Philippe Bossut wrote:
John Anderson wrote:
Blocks should always be model, widgets should always be view.
I'm assuming this to make sense of the next paragraph.
If the selection isn't part of the block or the collection it won't
be persisted, which won't work. In relality the selection is stored
in both the widget and a block or collection.
As far as I remember, Views are supposed to be "data ignorant". For
sure, a model data cannot be stored in Views and Model at the same
time. So, either:
- Block/Widgets/xx are not following the MVC model and we should not
continue to use this term in the discussion
or
- We need to fix Block/Widgets so that they are conforming to MVC
I have no religion as to whether or not we should use MVC and I know
of quite a few good UI that didn't use them. I think however we should
not call something MVC if it's not.
I don't agree with this. I think the MVC description make sense in this
context and helps improve the understanding and simplify the design --
even though a widget (which we don't control), happens to also have a
local cache of the data (which isn't persisted).
We need to keep they in sync.
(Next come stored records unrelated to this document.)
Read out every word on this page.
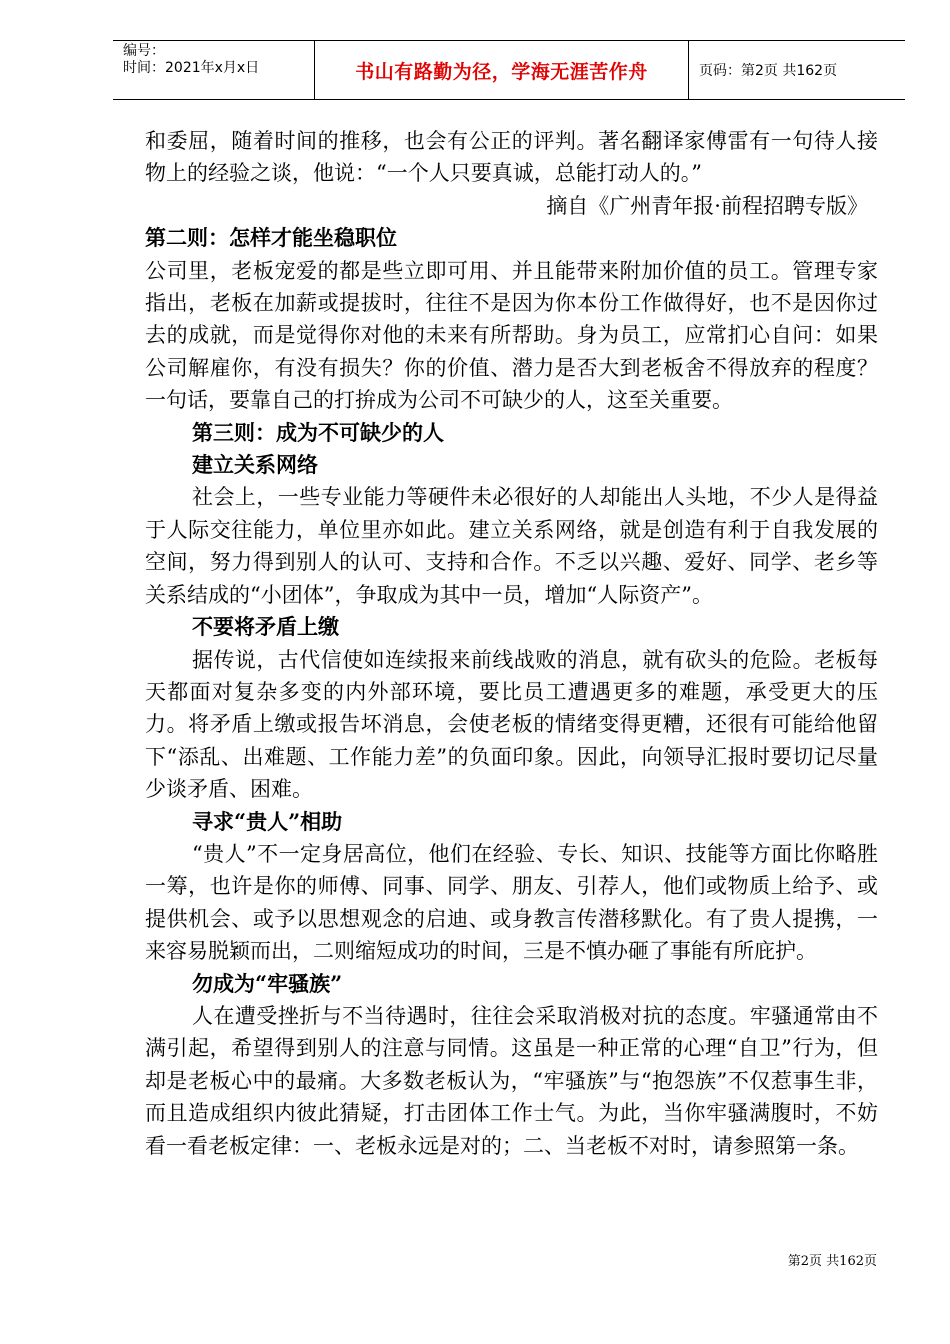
编号：
时间：2021年x月x日	书山有路勤为径，学海无涯苦作舟	页码：第2页 共162页

和委屈，随着时间的推移，也会有公正的评判。著名翻译家傅雷有一句待人接物上的经验之谈，他说：“一个人只要真诚，总能打动人的。”

摘自《广州青年报·前程招聘专版》

第二则：怎样才能坐稳职位

公司里，老板宠爱的都是些立即可用、并且能带来附加价值的员工。管理专家指出，老板在加薪或提拔时，往往不是因为你本份工作做得好，也不是因你过去的成就，而是觉得你对他的未来有所帮助。身为员工，应常扪心自问：如果公司解雇你，有没有损失？你的价值、潜力是否大到老板舍不得放弃的程度？一句话，要靠自己的打拚成为公司不可缺少的人，这至关重要。

第三则：成为不可缺少的人

建立关系网络

社会上，一些专业能力等硬件未必很好的人却能出人头地，不少人是得益于人际交往能力，单位里亦如此。建立关系网络，就是创造有利于自我发展的空间，努力得到别人的认可、支持和合作。不乏以兴趣、爱好、同学、老乡等关系结成的“小团体”，争取成为其中一员，增加“人际资产”。

不要将矛盾上缴

据传说，古代信使如连续报来前线战败的消息，就有砍头的危险。老板每天都面对复杂多变的内外部环境，要比员工遭遇更多的难题，承受更大的压力。将矛盾上缴或报告坏消息，会使老板的情绪变得更糟，还很有可能给他留下“添乱、出难题、工作能力差”的负面印象。因此，向领导汇报时要切记尽量少谈矛盾、困难。

寻求“贵人”相助

“贵人”不一定身居高位，他们在经验、专长、知识、技能等方面比你略胜一筹，也许是你的师傅、同事、同学、朋友、引荐人，他们或物质上给予、或提供机会、或予以思想观念的启迪、或身教言传潜移默化。有了贵人提携，一来容易脱颖而出，二则缩短成功的时间，三是不慎办砸了事能有所庇护。

勿成为“牢骚族”

人在遭受挫折与不当待遇时，往往会采取消极对抗的态度。牢骚通常由不满引起，希望得到别人的注意与同情。这虽是一种正常的心理“自卫”行为，但却是老板心中的最痛。大多数老板认为，“牢骚族”与“抱怨族”不仅惹事生非，而且造成组织内彼此猜疑，打击团体工作士气。为此，当你牢骚满腹时，不妨看一看老板定律：一、老板永远是对的；二、当老板不对时，请参照第一条。

第2页 共162页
If the widget changes its selection we
need to reflect it in a persistant model. If something outside the
platform changes the persistent model we need to have a way to
sychronize the widgets's idea of the selection.
So, MVC discussion aside, it looks like widgets and blocks should be
able to decide individually when receiving a notification if they are
already synced or not and, if they are, hold off generating
notification themselves, therefore stopping the notification generation.
It's often difficult to write a piece of code that can tell we're
already synced, so we sometimes have to update more than what really
changed. Therefore, any time we can easily eliminate unnecessary
notificaitons it's nice to take advange of them.